Linux, for example, comes in millions of different flavors. “Make sure any version they use is hardened, is the latest and up to date,” Chennapragada says. The popular development tool Jenkins, an open-source automation server, comes with a variety of plugins. “There are plugins for everything,” he says, “but the plugins can be really vulnerable. People can put malicious code in the plugin that can take over your system.”

Many security controls and processes are available that don’t cost a lot and don’t create too much overhead, but do require some thoughtful planning or training, says Ilia Kolochenko, CEO at cybersecurity vendor ImmuniWeb. For example, AWS offers built-in security controls and tools that are not expensive or even free, he says. “People don’t go for them because they’re unaware, don’t think they need them, or it’s too difficult to dig into them and leverage them.”

The cloud makes it easier to deploy tools like continuous security monitoring and incident response, he says. “You can detect suspicious activity, immediately stop it, replace it with a clean image, and continue your operations without going offline. The cloud provides many great opportunities to automate your continuous security monitoring and incident response, but people don’t use it.”

Request SBOMs but also scan for vulnerabilities

Many in the industry have been pushing for a software bill of materials (SBOM). Last May, President Biden issued an executive order requiring SBOMs from vendors that provide software to the federal government. Two days later, the Cloud Native Computing Foundation released a best-practices white paper recommending that all vendors provide an SBOM where possible, with clear and direct links to dependencies.

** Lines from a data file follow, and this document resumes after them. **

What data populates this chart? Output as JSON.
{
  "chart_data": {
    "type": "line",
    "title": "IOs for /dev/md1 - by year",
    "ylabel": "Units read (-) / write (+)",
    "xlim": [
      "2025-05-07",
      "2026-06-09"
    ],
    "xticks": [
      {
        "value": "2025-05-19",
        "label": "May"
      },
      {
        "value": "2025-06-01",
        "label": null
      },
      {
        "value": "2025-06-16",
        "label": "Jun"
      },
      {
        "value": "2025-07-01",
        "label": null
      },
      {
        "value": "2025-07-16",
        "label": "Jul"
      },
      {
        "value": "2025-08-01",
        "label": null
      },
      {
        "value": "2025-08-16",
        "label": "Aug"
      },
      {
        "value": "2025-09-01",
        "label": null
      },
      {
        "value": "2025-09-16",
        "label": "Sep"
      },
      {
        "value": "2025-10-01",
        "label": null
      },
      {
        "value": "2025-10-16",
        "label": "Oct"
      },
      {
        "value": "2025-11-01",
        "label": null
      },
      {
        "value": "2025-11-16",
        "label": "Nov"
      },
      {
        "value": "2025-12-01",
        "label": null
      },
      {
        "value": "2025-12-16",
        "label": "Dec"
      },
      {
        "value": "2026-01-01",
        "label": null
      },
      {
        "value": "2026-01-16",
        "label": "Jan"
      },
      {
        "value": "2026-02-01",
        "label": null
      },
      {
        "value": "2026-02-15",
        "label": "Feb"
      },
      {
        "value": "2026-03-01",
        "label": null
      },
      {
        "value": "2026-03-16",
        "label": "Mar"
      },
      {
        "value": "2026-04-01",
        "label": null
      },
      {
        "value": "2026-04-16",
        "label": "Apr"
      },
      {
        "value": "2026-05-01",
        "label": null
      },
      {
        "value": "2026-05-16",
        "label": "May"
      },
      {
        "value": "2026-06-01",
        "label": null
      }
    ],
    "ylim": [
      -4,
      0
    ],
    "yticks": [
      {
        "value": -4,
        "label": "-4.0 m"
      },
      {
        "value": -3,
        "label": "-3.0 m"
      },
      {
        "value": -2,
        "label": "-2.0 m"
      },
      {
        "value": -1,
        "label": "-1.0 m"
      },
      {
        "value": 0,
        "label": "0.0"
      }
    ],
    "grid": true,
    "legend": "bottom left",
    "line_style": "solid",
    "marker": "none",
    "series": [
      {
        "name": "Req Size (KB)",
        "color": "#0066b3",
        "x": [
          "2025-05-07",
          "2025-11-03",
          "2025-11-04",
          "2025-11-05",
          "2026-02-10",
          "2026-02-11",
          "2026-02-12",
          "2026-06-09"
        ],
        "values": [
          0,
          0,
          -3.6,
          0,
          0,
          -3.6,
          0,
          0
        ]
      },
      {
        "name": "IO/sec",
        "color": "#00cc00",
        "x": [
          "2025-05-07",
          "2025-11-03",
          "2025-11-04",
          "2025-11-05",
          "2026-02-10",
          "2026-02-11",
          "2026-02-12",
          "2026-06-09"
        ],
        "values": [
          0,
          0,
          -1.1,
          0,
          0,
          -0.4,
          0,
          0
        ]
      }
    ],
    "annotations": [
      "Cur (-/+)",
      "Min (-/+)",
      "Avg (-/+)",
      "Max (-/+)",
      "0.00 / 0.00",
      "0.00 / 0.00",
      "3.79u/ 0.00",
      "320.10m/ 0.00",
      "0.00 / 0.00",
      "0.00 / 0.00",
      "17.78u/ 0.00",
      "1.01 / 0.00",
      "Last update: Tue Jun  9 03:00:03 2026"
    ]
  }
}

An SBOM would help companies find instances of vulnerable components in their environment. For example, Log4j was patched in December, but, as of February 11, 40% of all downloads were still of the vulnerable version.

“If you buy a loaf of bread, it’s got the list of ingredients written on the side,” says Kayne McGladrey, IEEE senior member and cybersecurity strategist at Ascent Solutions, a technology consulting firm. “Having that for software allows organizations to make informed risk decisions.”